As counterintuitive as it might seem, there’s a deliberateness to Emergent Mode. It’s a way of being — focused on agility. Like a tennis player in the ready position, organizations also need to ensure their “footwork is quick, light and moving in the right direction.”
When exiting crisis and situating back in Emergent Mode, focus immediately on what you identified in Transitional Mode — implementing quick wins and launching “big rock” strategic initiatives. Get these pieces rolling.
At the core, Emergent Mode requires a robust learning engine. It’s functionality that we enable for discovery and strategy refinement. For it to work, we need to turn on relevant “sensors” in the organization (human, machine, and otherwise) to start listening and analyzing. Are we making progress? What just failed? How is the customer environment changing? Find the signal in the noise, and then bring those insights back to the center.
The learning engine should be lightweight and customized for the given organization. At the core, it should include (a) a small set of capabilities designed to consume several key “learning” variables from the operating environment and (b) a simple organizational structure and process for dissecting the information and deriving new insights that’ll help you update the digital strategy.
Outcomes:
- Quick win implementation: Investing in no-regret moves that bring immediate value to the business (e.g., upgraded digital collaboration platform, fewer meetings, Agile ways of working)
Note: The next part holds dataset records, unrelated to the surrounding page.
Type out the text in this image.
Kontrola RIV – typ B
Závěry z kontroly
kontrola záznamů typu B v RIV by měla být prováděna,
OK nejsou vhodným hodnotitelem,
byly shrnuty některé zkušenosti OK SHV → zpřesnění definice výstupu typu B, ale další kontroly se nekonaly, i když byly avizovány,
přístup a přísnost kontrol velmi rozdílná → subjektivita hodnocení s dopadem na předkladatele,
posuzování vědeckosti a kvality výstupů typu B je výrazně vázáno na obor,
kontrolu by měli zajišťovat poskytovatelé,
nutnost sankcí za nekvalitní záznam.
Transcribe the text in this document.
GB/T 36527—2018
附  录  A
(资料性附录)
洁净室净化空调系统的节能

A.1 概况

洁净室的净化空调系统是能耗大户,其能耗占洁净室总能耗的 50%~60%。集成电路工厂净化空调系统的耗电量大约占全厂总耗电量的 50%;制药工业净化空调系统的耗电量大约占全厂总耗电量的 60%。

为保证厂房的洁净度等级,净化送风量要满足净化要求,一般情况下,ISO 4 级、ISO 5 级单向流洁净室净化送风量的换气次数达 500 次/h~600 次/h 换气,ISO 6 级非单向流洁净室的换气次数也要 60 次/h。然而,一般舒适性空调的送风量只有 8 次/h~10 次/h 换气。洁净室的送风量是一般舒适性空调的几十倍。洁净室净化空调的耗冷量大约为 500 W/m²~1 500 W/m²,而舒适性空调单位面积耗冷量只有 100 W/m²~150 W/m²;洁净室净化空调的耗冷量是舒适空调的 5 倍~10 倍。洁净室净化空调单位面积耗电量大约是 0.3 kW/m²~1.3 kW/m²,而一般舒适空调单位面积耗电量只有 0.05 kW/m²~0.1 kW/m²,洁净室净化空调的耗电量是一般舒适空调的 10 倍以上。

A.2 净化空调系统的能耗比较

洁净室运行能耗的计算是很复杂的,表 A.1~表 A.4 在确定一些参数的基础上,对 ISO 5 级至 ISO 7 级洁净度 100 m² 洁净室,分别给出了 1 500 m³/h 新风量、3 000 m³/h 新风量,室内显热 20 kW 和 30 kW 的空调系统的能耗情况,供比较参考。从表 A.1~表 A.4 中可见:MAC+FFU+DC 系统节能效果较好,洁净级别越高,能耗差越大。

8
- Big rock kickoff: Launching the few must-have investments or projects that you deem vitally important to the future of your business (these should overlap 80% with your strategic goals)
- Learning engine development: The sensory processes, tools, and organizational structure for continually scanning the ever-changing business ecosystem and developing insights that inform emergent strategy
Conclusion
This prescient view from Kristin Wilson was spot on: after COVID-19, we’re never going back to normal. It’s time to fixate on becoming antifragile and get exceedingly comfortable with change and apply that to strategy. Pivoting carefully through the different modes — Crisis, Transitional, Emergent — is how organizations can keep strategy on point and future-proof the business from the chaotic shocks that will continue and capture the abundance that always lies untapped.